Transportation Company v. Parkersburg, 107 U.S. 691 (1883)
U.S. Supreme CourtTransportation Company v. Parkersburg, 107 U.S. 691 (1883)
Transportation Company v. Parkersburg
Decided April 30, 1883
107 U.S. 691
1. The City of Parkersburg built within its limits a wharf on the bank of the Ohio River, and prescribed by ordinance certain rates of wharfage on vessels
"that may discharge or receive freight, or land on or anchor at or in front of any public landing or wharf belonging to the city, for the purpose of discharging or receiving freight."
A transportation company, owning duly enrolled and licensed steamers which ply between Pittsburgh and Cincinnati and touch at the intermediate points complained that the wharfage was extortionate, and was merely a pretext for levying a duty of tonnage. The company thereupon filed a bill in the circuit court, praying that the prosecution of a suit brought by the city in the state court to collect the wharfage be enjoined and that the ordinance be declared void and that other relief he granted. Held that the character of the charges must be determined by the ordinance itself, and as it on its face imposed them for the use of the wharf only, and not for entering the port or lying at anchor in the river, the court, though it might deem them unreasonable and exorbitant, will not entertain an averment that they were intended as a duty of tonnage, nor inquire into the secret purpose of the body imposing them.

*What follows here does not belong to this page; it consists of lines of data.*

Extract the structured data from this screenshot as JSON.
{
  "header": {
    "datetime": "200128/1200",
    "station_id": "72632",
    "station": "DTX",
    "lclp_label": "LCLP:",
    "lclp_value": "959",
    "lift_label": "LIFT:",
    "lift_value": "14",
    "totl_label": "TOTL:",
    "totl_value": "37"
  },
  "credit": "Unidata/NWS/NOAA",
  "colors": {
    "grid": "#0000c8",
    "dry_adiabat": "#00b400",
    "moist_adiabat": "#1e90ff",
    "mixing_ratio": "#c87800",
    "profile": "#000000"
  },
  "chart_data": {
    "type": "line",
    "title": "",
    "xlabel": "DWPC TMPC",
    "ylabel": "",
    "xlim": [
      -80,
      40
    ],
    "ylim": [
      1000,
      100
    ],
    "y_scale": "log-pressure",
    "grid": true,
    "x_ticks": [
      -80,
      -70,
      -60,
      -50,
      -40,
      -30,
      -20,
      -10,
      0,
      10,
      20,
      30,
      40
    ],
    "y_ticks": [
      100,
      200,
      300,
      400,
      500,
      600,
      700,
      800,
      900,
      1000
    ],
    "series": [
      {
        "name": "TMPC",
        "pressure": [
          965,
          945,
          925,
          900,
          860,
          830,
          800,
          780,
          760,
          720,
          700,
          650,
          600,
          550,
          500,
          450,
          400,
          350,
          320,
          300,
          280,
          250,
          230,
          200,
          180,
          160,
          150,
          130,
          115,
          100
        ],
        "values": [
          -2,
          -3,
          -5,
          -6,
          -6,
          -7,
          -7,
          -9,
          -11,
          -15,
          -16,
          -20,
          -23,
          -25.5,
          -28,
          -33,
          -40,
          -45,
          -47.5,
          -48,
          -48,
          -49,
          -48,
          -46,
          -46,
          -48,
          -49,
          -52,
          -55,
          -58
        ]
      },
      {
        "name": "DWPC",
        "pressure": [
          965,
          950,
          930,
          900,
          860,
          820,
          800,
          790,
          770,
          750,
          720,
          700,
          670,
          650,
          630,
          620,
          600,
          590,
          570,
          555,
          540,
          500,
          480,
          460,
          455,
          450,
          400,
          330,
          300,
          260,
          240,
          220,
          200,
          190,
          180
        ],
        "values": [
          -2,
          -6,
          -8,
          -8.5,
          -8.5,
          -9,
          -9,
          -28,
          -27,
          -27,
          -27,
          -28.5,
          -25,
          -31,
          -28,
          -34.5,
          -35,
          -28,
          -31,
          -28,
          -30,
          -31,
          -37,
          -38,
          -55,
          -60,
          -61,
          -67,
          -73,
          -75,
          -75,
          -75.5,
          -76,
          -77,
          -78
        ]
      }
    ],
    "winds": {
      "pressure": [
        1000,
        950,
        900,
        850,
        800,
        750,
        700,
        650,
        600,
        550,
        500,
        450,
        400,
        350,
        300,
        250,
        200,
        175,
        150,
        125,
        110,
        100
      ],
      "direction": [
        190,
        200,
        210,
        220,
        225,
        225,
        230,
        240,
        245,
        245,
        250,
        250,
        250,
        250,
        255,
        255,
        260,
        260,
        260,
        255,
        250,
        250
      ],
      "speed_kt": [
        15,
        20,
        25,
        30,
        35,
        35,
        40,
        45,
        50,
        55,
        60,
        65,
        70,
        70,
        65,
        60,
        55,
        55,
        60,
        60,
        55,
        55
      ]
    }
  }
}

2. Wharfage is the compensation which the owner of a wharf demands for the use thereof; a duty of tonnage is a charge for the privilege of entering, or loading at or lying in, a port or harbor, and can be laid only by the United States.
3. The question as to which of these classes, if either, a charge against a vessel or its owner belongs is one not of intent, but of fact and law -- of fact whether the charge is imposed for the use of a wharf or for the privilege of entering a port; of law whether, upon the facts which are shown to exist, it is wharfage or a duty of tonnage.
4. Although wharves are related to commerce and navigation as aids and conveniences, yet being local in their nature, and requiring special regulations at particular places, the jurisdiction and control thereof, in the absence of congressional legislation on the subject, properly belong to the states in which they are situated.
5. A suit for relief against exorbitant wharfage cannot, as one arising under the Constitution or the laws of the United States, be maintained in the circuit court, even though it be alleged that the wharfage was intended as a duty of tonnage, the alleged intent not being traversable.
The case is stated in the opinion of the Court.